At the end of this week, I presented at Kemp! Preparing for doing so was helpful because it gave me the push to make a lot of the numerical visual aids I’d be using in my final paper anyway, and deciding how to format and structure these in advance ended up being helpful in how I envisioned the rest of my writing process. I think my presentation went fairly well; I think that if I’d had the entirety of my paper written rather than just part, it could have been a little bit more interesting, but I was writing long two papers concurrently that week (and presenting three times at Kemp!) and at the very least my presentation was an effective overview of my topic.

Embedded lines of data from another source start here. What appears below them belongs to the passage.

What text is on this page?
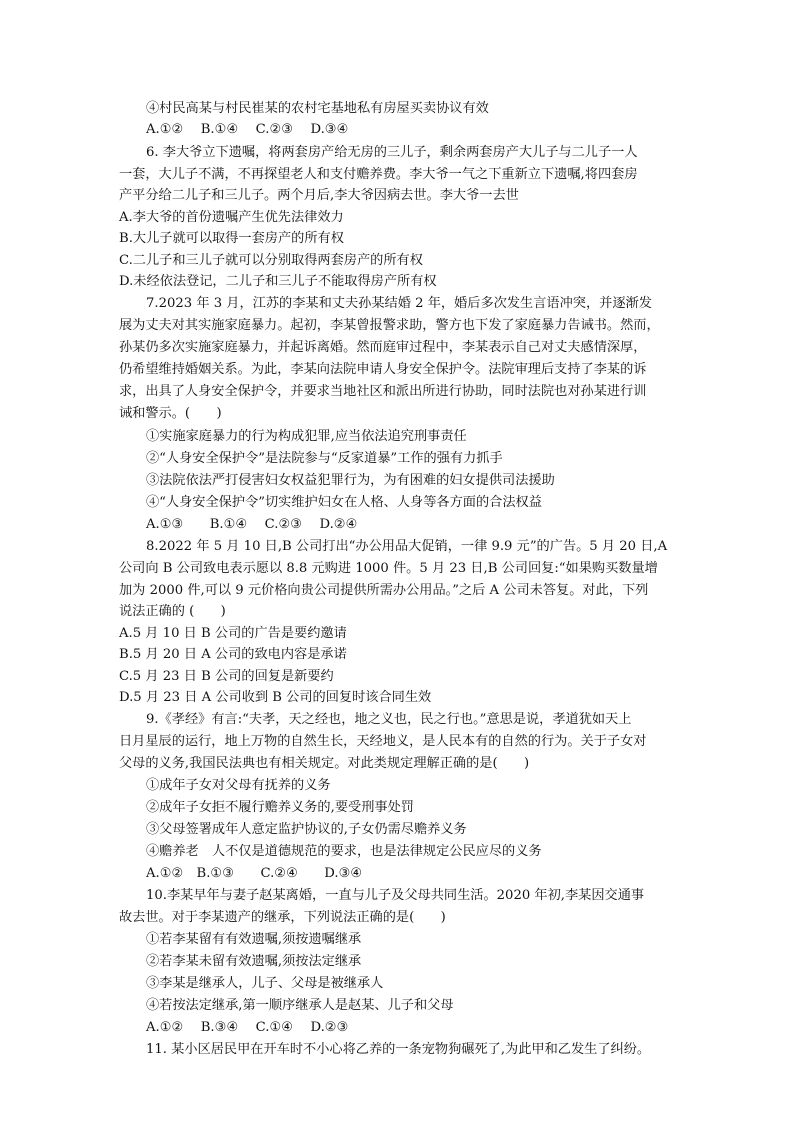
④村民高某与村民崔某的农村宅基地私有房屋买卖协议有效
A.①②　 B.①④　 C.②③　 D.③④
6. 李大爷立下遗嘱，将两套房产给无房的三儿子，剩余两套房产大儿子与二儿子一人
一套，大儿子不满，不再探望老人和支付赡养费。李大爷一气之下重新立下遗嘱,将四套房
产平分给二儿子和三儿子。两个月后,李大爷因病去世。李大爷一去世
A.李大爷的首份遗嘱产生优先法律效力
B.大儿子就可以取得一套房产的所有权
C.二儿子和三儿子就可以分别取得两套房产的所有权
D.未经依法登记，二儿子和三儿子不能取得房产所有权
7.2023 年 3 月，江苏的李某和丈夫孙某结婚 2 年，婚后多次发生言语冲突，并逐渐发
展为丈夫对其实施家庭暴力。起初，李某曾报警求助，警方也下发了家庭暴力告诫书。然而，
孙某仍多次实施家庭暴力，并起诉离婚。然而庭审过程中，李某表示自己对丈夫感情深厚，
仍希望维持婚姻关系。为此，李某向法院申请人身安全保护令。法院审理后支持了李某的诉
求，出具了人身安全保护令，并要求当地社区和派出所进行协助，同时法院也对孙某进行训
诫和警示。(　　)
①实施家庭暴力的行为构成犯罪,应当依法追究刑事责任
②“人身安全保护令”是法院参与“反家道暴”工作的强有力抓手
③法院依法严打侵害妇女权益犯罪行为，为有困难的妇女提供司法援助
④“人身安全保护令”切实维护妇女在人格、人身等各方面的合法权益
A.①③　　B.①④　 C.②③　 D.②④
8.2022 年 5 月 10 日,B 公司打出“办公用品大促销，一律 9.9 元”的广告。5 月 20 日,A
公司向 B 公司致电表示愿以 8.8 元购进 1000 件。5 月 23 日,B 公司回复:“如果购买数量增
加为 2000 件,可以 9 元价格向贵公司提供所需办公用品。”之后 A 公司未答复。对此，下列
说法正确的 (　　)
A.5 月 10 日 B 公司的广告是要约邀请
B.5 月 20 日 A 公司的致电内容是承诺
C.5 月 23 日 B 公司的回复是新要约
D.5 月 23 日 A 公司收到 B 公司的回复时该合同生效
9.《孝经》有言:“夫孝，天之经也，地之义也，民之行也。”意思是说，孝道犹如天上
日月星辰的运行，地上万物的自然生长，天经地义，是人民本有的自然的行为。关于子女对
父母的义务,我国民法典也有相关规定。对此类规定理解正确的是(　　)
①成年子女对父母有抚养的义务
②成年子女拒不履行赡养义务的,要受刑事处罚
③父母签署成年人意定监护协议的,子女仍需尽赡养义务
④赡养老　人不仅是道德规范的要求，也是法律规定公民应尽的义务
A.①②　B.①③　　C.②④　　D.③④
10.李某早年与妻子赵某离婚，一直与儿子及父母共同生活。2020 年初,李某因交通事
故去世。对于李某遗产的继承，下列说法正确的是(　　)
①若李某留有有效遗嘱,须按遗嘱继承
②若李某未留有效遗嘱,须按法定继承
③李某是继承人，儿子、父母是被继承人
④若按法定继承,第一顺序继承人是赵某、儿子和父母
A.①②　 B.③④　 C.①④　 D.②③
11. 某小区居民甲在开车时不小心将乙养的一条宠物狗碾死了,为此甲和乙发生了纠纷。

I liked seeing my classmates’ presentations, though Dr. Scanlon’s question about confirmation bias made me remember what I’d felt about the Great War poetry study I’d looked at the previous week. I answered her by replying that this kind of confirmation bias was exactly what I’d wished to avoid in studying. I don’t think there’s anything terribly wrong with asking questions we already think we know the answers to – in first reading All Quiet on the Western Front, I certainly wanted to plug it into a number counter and confirm which I already knew, which is that in the chapters where Paul goes on leave, there’s a huge downturn in “we” and a great uptick in “I”. But on its own, this kind of numerical result doesn’t make for a super interesting avenue of literary investigation. That’s why I admired Blatt’s approach, one focused on asking a legitimate question that did not by default have obvious answers.
Overall, though, I feel like I learned a lot from this class, and I was deeply invested in Wednesday’s discussion on the place of computational and quantitative approaches in the greater field of literary studies! I feel grateful for being more aware of these contemporary voices in the field, as well as having gotten to engage with some of them, and I look forward to seeing everyone else’s presentations, as well as finishing my paper!